When Wang offered her a chocolate, “I did the silly little trick I used to do with children where I run my finger down their nose and say ‘got your nose.’ And she didn’t punch me! The nurse said, ‘hey, she likes you.”

Theresa Wang greets the friends she hasn't seen in nearly nine months. (Hawaii 24/7 photo by Karin Stanton)

Wang said she has no recollection of the crash and is happy about that.

“I don’t really want to have it,” she said. “Everything is like a dream.”

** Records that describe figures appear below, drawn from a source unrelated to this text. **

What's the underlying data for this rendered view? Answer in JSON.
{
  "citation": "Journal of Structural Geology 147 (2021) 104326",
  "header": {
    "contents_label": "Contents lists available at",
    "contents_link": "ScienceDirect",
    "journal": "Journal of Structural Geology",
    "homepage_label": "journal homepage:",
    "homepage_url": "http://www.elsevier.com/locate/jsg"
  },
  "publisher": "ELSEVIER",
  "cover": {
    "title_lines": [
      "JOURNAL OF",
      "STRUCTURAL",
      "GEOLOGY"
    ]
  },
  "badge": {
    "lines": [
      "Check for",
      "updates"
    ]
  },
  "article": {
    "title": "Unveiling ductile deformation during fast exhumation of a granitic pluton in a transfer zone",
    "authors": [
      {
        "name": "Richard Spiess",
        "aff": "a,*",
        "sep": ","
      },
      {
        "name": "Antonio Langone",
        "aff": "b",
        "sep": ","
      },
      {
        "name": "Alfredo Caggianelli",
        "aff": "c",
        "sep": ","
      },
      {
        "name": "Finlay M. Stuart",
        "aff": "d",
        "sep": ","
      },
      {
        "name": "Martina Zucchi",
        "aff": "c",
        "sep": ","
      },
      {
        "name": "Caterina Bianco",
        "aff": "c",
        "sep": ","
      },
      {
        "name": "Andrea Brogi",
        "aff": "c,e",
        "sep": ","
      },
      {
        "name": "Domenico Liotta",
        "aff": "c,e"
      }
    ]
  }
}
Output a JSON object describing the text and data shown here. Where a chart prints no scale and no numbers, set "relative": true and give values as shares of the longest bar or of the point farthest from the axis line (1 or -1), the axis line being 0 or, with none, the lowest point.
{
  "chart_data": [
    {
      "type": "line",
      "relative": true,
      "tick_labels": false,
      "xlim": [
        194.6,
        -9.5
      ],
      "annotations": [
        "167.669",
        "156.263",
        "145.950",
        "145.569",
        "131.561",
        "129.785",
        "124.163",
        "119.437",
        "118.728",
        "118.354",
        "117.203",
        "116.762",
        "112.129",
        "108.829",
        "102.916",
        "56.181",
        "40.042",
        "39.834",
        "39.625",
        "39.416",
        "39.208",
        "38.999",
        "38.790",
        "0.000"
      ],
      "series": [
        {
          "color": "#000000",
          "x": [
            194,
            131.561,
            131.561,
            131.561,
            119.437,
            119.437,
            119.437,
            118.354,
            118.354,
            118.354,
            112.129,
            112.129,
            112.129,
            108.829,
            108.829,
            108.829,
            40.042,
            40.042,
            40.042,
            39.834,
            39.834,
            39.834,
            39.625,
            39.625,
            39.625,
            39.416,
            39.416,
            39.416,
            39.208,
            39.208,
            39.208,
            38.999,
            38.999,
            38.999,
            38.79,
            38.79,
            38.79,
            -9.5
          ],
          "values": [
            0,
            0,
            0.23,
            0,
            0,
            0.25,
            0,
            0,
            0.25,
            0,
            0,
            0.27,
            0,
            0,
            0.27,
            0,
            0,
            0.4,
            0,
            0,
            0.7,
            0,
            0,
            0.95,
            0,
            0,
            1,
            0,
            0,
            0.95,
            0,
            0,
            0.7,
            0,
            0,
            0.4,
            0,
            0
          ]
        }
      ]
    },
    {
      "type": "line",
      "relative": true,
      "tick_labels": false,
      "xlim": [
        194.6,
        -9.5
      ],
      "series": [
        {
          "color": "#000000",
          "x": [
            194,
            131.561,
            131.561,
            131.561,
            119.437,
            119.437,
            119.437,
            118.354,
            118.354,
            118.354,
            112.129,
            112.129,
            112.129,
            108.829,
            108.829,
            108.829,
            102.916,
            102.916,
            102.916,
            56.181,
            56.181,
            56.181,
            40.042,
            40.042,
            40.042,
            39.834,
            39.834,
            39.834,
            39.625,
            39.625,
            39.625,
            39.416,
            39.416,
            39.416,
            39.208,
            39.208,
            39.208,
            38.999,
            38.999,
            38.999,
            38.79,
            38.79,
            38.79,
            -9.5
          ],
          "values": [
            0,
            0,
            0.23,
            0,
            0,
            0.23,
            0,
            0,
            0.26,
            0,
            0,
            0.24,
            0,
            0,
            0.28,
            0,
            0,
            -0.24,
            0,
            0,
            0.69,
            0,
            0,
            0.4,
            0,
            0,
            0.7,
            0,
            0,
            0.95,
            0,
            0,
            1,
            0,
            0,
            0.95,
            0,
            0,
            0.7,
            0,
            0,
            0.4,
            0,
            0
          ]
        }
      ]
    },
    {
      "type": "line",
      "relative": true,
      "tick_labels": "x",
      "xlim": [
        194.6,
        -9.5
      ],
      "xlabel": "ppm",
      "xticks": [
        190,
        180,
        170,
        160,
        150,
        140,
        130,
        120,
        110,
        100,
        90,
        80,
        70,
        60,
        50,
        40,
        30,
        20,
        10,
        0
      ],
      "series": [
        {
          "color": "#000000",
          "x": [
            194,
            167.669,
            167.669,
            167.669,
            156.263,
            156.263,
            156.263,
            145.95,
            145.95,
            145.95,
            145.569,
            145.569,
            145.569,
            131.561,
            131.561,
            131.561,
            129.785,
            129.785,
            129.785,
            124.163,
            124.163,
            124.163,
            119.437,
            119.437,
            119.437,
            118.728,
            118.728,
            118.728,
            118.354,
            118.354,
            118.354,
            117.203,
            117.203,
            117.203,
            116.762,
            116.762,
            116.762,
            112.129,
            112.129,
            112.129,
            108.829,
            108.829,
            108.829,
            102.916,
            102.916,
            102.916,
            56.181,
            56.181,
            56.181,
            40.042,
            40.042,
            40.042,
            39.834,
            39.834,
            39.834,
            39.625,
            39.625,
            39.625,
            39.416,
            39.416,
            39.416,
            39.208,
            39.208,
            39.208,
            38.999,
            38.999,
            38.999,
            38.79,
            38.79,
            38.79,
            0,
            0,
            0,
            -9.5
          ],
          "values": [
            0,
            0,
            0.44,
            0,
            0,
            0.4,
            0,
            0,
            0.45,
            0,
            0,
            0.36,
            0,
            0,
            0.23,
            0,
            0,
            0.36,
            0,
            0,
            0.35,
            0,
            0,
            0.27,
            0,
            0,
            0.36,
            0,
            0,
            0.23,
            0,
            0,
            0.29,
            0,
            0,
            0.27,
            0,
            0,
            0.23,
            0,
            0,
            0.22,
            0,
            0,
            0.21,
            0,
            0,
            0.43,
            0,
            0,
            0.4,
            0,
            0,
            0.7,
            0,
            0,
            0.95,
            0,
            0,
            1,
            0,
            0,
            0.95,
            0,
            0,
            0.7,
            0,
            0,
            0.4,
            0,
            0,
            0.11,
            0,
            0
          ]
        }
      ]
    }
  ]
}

Chen also is eager to leave the past behind and focus on the positive.

“I’m glad everyone came out alive, and this is your proof right here,” he said, adding Wang will continue her therapy and rehabilitation in Kona and in Honolulu.

“She’s done all the healing she can in hospital,” he said. “The home environment will be good for her. She has an amazing positive attitude about what happened, It’s heart-warming.”

The couple said they don’t have bad feelings toward Stream or Brennan.

“They’re going through a lot. I hope they get better and move on,” Wang said. “But maybe they will also learn from it and grow from it.”

Last month, Brennan signed on as quarterback with the Hartford Colonials of the United Football League.

The couple has filed a lawsuit against Stream, claiming she was driving in a “careless and negligent manner.”

Prosecutors have filed no charges in connection with the crash.

TV crews interview Theresa Wang and David Chen after their arrival Saturday, July 30 in Kona. (Hawaii 24/7 photo by Karin Stanton)

3 Responses to “Wang has a happy homecoming”

  1. mrskailuakona says:

    This is great news! May Theresa find peace after returning home to the Big Island. She will continue to heal at home with her husband at her side. Shame on the Hawaii police for not filing charges against the female driver. I’m happy the doctor is suing the other driver who has gone on like nothing happened after this tragic accident.

  2. Joan says:

    Keep on doing the work and don’t think “that’s all there is.” I had a lesser head injury (head broke the windshield, frontal/temporal lobe injuries) and found that my functioning continued to improve in spurts for well over 2 years. Blessings to you.

  3. jasper says:

    Maybe Colt Brennan and his little girlfriend will “unforget” all the details that caused this horrible accident and finally tell the truth, only they know but refuse to tell. It’s a shame they have been so snake-like while Mrs. Wang’s been so strong and forgiving.